Researchers from ETH Zürich have announced that they have leveraged machine learning to develop a low-cost tactile sensor. The sensor can measure force distribution in high resolution and with high accuracy. Those features enable the robot arm to grasp sensitive, fragile objects with more dexterity. Enabling robotic grippers to feel is very important to making them more efficient.

In humans, our sense of touch allows us to pick up fragile or slippery items with our hands without fear of crushing or dropping the item. If an object is about fall through our fingers, we are able to adjust the strength of our group accordingly. Scientists want robotic grippers that pick-up products to have a similar type of feedback as humans get from our sense of touch. The new sensor that the researchers have created is said to be a significant step towards a "robotic skin."

The sensor consists of an elastic silicone skin with colored plastic microbeads and a regular camera fixed to its underside. The vision-based sensor can see when it comes in contact with an object, and an indentation appears in the silicone skin. The contact changes the pattern of the microbeads that can be registered by the fisheye lens on the underside of the sensor.

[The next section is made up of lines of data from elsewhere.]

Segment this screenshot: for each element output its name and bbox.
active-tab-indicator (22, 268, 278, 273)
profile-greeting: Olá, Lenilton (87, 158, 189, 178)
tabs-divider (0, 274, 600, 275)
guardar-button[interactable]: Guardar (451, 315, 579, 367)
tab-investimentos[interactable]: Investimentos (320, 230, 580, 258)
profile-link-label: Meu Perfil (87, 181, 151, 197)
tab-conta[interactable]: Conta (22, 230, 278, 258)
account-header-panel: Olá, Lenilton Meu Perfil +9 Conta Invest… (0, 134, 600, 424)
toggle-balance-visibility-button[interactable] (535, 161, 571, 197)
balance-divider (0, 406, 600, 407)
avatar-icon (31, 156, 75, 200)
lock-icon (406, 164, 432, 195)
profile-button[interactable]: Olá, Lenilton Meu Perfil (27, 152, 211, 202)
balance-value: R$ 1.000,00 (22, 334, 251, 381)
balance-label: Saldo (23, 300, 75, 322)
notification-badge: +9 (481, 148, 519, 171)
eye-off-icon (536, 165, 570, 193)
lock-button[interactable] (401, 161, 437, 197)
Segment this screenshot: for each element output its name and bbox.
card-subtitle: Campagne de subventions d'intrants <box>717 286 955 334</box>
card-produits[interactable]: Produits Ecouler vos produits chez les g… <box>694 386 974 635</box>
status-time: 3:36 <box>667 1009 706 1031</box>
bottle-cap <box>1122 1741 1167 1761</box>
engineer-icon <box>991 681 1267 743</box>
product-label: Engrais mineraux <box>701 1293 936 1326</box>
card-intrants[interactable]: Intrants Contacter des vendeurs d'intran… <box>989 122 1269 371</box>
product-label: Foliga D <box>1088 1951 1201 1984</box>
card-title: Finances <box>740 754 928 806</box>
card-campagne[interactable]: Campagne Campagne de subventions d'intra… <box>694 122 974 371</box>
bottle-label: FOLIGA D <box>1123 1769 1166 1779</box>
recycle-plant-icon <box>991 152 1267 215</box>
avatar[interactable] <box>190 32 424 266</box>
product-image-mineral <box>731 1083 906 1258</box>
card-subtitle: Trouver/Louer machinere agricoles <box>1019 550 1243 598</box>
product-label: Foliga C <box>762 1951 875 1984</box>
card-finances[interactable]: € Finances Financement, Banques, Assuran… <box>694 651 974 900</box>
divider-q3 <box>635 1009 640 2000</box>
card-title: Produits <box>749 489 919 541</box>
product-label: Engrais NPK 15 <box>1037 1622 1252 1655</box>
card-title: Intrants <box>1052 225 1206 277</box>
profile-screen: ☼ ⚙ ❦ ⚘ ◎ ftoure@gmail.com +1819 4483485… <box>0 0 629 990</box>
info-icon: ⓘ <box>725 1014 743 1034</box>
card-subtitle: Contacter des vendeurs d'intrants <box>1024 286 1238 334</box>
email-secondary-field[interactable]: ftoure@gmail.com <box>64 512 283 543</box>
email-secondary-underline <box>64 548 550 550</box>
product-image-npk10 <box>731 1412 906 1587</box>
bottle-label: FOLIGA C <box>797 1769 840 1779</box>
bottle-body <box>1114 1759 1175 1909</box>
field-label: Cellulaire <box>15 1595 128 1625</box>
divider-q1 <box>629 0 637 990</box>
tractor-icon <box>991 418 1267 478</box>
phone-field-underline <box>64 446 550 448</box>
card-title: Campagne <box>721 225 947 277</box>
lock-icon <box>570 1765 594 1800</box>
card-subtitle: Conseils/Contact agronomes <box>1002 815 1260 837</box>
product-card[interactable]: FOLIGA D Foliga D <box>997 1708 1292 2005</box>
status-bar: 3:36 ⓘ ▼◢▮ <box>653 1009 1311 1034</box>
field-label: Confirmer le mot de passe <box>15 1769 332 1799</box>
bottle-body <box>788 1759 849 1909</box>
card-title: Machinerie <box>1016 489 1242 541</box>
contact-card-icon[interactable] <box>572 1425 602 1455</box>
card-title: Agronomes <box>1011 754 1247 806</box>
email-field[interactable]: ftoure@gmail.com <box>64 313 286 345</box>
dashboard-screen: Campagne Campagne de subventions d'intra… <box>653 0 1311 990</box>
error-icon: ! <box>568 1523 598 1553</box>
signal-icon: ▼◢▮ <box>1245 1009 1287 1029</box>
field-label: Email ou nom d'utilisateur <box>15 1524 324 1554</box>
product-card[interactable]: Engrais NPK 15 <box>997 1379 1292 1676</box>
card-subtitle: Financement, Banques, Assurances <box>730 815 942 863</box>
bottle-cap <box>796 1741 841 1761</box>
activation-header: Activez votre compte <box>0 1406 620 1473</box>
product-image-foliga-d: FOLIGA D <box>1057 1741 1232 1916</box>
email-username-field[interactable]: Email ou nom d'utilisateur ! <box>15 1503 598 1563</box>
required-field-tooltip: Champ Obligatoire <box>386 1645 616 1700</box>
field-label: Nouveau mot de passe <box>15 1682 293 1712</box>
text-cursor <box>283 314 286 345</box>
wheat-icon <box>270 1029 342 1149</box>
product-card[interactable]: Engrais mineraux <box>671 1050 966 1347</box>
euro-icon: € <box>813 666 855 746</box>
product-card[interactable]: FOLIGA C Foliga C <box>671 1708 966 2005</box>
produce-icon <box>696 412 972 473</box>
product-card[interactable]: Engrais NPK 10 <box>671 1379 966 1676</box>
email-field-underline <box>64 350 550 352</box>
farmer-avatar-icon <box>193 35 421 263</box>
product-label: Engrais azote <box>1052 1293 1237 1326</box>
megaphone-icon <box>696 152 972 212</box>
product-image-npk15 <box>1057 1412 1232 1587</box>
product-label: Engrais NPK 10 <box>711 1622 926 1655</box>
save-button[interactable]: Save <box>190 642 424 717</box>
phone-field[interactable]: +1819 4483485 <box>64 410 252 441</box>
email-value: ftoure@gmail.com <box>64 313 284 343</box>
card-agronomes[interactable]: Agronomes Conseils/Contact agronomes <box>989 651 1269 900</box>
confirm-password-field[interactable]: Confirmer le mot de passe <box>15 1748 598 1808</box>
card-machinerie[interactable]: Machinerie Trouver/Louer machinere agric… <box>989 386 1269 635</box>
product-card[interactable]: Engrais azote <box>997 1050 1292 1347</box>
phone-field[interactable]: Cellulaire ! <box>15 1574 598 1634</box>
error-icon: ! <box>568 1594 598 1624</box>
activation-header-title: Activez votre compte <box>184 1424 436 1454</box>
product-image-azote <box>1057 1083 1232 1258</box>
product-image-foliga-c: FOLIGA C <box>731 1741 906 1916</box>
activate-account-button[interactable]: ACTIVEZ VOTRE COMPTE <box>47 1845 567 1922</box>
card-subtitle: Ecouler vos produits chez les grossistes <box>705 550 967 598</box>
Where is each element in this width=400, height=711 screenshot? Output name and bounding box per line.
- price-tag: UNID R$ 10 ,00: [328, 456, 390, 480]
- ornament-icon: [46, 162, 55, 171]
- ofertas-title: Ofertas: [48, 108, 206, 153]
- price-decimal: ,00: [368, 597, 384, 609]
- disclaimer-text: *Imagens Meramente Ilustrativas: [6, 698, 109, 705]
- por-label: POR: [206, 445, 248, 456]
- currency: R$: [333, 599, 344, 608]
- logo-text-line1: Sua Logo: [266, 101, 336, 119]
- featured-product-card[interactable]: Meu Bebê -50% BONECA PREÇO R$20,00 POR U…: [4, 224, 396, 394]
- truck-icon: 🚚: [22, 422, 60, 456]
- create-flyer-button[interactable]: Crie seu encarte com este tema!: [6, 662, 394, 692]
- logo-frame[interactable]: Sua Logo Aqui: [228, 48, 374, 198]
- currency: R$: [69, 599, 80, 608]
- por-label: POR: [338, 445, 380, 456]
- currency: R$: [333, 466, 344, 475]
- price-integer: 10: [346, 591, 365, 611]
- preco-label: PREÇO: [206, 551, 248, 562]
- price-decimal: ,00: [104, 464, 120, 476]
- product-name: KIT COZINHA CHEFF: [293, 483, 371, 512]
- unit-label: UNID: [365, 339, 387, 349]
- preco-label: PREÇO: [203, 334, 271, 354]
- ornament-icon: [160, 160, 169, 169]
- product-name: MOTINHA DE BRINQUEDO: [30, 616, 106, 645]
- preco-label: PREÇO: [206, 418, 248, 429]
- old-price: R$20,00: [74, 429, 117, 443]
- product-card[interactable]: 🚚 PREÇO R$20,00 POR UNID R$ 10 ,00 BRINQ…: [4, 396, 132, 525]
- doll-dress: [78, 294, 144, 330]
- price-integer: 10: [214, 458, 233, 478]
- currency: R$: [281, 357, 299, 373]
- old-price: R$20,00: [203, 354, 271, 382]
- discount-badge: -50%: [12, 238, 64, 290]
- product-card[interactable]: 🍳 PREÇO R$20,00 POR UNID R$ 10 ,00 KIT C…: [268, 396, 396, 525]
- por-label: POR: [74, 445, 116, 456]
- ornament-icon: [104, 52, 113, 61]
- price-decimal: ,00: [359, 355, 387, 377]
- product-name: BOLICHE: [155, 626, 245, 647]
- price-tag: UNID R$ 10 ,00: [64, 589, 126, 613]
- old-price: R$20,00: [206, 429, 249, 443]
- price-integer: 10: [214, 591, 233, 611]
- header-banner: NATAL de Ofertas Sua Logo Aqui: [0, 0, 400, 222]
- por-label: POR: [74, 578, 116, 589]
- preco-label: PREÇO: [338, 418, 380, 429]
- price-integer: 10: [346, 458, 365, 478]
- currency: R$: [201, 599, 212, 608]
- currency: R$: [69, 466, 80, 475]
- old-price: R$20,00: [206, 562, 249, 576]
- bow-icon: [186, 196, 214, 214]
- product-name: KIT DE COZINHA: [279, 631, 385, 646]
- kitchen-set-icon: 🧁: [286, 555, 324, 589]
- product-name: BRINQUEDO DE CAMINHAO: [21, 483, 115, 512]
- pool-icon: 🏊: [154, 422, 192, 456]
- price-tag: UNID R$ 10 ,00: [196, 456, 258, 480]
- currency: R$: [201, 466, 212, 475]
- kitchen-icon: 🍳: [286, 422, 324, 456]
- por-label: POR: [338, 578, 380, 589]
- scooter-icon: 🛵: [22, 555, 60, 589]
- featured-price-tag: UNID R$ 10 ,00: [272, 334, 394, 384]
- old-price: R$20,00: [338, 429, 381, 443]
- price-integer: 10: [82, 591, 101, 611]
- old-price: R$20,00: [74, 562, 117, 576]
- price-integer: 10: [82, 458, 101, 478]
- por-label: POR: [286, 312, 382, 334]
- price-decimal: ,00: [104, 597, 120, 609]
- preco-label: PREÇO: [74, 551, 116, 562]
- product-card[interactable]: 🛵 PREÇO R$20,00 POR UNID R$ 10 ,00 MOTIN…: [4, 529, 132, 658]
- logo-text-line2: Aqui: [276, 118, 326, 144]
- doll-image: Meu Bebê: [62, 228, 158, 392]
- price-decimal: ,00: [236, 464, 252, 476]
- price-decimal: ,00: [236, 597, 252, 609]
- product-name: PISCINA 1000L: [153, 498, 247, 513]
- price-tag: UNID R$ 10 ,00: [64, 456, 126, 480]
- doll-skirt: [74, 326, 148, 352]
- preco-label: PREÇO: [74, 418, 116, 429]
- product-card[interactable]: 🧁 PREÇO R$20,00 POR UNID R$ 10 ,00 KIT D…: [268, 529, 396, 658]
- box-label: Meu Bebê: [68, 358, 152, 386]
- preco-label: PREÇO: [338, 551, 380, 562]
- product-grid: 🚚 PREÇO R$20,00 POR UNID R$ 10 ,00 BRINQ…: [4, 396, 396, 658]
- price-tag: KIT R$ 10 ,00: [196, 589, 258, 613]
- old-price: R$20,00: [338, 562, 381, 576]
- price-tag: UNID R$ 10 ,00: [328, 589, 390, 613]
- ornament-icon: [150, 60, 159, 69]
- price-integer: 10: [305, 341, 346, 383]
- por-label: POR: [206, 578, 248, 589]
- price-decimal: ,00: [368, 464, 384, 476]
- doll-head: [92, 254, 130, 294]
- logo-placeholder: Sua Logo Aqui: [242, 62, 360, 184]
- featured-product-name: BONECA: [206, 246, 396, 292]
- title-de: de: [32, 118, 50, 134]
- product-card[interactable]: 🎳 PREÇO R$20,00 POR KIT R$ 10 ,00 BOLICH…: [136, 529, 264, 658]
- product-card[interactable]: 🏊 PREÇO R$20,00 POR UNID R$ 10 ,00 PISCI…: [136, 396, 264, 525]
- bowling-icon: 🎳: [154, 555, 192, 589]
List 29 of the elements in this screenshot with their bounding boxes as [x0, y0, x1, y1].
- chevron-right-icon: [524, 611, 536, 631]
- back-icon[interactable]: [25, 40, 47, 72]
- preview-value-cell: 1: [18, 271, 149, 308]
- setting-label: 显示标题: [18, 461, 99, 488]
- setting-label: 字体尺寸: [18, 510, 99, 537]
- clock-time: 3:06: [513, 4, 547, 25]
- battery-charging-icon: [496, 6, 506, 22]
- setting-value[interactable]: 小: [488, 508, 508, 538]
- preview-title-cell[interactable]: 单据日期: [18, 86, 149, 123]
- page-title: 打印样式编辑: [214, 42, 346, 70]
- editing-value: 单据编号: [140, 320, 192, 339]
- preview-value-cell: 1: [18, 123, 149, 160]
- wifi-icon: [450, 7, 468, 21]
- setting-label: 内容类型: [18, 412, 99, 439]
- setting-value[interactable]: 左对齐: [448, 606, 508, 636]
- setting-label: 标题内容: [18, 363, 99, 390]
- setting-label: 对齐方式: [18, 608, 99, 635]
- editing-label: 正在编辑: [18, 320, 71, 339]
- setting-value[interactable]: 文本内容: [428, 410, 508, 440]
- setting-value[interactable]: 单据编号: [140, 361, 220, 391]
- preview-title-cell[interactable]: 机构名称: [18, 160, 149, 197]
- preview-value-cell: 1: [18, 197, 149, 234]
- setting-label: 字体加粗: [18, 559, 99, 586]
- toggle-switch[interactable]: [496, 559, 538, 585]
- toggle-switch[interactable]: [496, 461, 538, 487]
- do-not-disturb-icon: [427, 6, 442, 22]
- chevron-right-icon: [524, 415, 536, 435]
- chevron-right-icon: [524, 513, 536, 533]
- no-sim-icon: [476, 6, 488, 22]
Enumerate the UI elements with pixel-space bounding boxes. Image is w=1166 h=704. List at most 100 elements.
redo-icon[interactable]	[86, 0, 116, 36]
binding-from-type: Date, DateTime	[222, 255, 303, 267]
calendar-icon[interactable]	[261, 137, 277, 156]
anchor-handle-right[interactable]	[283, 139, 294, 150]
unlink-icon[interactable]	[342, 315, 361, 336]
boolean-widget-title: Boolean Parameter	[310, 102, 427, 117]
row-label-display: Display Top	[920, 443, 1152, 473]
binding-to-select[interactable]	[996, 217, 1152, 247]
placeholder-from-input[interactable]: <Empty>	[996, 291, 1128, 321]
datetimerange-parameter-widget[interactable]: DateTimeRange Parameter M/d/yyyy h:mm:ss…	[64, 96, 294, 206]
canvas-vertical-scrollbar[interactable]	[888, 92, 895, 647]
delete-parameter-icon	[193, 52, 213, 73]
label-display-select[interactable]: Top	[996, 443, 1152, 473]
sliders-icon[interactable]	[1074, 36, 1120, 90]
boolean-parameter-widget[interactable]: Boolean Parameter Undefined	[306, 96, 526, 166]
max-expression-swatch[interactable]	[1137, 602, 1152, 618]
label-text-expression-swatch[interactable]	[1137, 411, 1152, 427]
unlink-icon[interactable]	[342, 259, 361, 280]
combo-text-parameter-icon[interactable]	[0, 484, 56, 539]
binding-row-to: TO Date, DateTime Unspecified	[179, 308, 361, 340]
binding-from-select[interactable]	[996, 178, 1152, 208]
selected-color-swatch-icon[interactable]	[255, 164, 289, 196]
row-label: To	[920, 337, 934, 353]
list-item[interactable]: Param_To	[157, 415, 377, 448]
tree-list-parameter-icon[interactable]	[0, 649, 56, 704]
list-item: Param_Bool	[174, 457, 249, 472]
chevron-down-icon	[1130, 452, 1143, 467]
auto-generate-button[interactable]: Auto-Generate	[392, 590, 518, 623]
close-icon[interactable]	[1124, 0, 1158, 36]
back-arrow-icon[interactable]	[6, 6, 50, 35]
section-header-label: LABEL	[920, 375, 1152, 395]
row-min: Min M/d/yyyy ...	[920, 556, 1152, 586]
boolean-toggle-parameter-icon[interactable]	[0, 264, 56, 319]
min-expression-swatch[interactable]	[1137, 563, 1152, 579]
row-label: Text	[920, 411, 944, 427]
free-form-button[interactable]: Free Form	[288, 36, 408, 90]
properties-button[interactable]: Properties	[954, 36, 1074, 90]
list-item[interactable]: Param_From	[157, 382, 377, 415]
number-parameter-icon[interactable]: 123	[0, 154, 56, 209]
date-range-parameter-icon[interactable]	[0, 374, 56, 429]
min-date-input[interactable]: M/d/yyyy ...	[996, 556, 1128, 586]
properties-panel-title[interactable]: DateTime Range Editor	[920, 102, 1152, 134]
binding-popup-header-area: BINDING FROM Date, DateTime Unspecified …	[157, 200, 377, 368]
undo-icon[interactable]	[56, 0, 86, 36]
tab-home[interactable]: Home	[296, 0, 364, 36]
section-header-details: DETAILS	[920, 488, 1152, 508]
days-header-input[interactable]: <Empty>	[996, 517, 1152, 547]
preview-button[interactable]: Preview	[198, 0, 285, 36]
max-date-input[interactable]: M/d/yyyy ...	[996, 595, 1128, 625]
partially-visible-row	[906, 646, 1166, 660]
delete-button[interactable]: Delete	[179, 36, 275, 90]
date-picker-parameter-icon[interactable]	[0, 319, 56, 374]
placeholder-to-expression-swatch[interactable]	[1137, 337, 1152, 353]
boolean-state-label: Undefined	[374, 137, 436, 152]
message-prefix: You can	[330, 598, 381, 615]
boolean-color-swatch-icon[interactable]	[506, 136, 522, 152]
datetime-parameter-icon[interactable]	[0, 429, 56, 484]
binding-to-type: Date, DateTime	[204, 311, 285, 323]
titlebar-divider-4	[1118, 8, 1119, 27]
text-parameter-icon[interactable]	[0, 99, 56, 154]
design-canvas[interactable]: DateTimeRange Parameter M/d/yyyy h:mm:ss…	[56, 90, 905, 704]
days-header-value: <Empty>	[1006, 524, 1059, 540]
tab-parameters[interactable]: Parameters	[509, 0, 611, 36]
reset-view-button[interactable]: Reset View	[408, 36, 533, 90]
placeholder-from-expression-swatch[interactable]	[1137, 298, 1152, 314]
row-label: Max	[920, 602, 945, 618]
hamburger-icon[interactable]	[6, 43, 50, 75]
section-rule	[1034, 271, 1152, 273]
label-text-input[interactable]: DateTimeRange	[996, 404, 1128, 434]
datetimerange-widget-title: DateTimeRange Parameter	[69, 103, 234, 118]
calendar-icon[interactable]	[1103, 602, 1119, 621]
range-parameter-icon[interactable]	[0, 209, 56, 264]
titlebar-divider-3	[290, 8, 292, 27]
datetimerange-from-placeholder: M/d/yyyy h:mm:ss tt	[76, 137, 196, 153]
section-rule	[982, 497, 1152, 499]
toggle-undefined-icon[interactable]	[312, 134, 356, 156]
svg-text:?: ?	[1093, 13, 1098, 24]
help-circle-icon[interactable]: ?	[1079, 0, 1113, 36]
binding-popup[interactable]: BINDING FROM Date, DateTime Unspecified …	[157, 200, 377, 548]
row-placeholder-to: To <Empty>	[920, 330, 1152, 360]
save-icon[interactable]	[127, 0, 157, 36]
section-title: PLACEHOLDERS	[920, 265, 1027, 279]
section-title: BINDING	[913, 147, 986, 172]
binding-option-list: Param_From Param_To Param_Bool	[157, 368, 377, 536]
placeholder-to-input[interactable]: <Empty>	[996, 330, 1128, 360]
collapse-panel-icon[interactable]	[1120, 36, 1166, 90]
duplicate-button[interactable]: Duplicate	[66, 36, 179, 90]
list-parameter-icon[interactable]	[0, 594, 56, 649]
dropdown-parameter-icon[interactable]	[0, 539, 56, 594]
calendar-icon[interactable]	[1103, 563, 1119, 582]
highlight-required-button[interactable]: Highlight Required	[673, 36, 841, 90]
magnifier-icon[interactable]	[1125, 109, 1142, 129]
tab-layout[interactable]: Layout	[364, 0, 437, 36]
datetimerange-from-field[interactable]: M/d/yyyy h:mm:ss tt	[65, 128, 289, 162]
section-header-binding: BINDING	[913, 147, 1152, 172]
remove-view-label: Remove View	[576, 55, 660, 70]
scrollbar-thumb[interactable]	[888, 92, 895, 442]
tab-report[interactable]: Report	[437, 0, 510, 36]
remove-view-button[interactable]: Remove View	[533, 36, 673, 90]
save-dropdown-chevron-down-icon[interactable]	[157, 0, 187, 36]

Changes in the pattern of the microbeads is used to calculate the force distribution on the sensor.

The robotic skin the scientists came up with can distinguish between several forces acting on the sensor surface and calculate them with high degrees of resolution and accuracy. The team can determine the direction from which the force is acting. When calculating the forces that are pushing the microbeads and in which directions, the team uses a set of experiments and data.

This approach allows the team to precisely control and systematically vary the location of the contact, the force distribution, and the size of the object making contact. Machine learning allows the researchers to record several thousand instances of contact and precisely match them with changes in the bead pattern. The team is also working on larger sensors that are equipped with several cameras and can recognize objects of complex shape. They are also working to make the sensor thinner.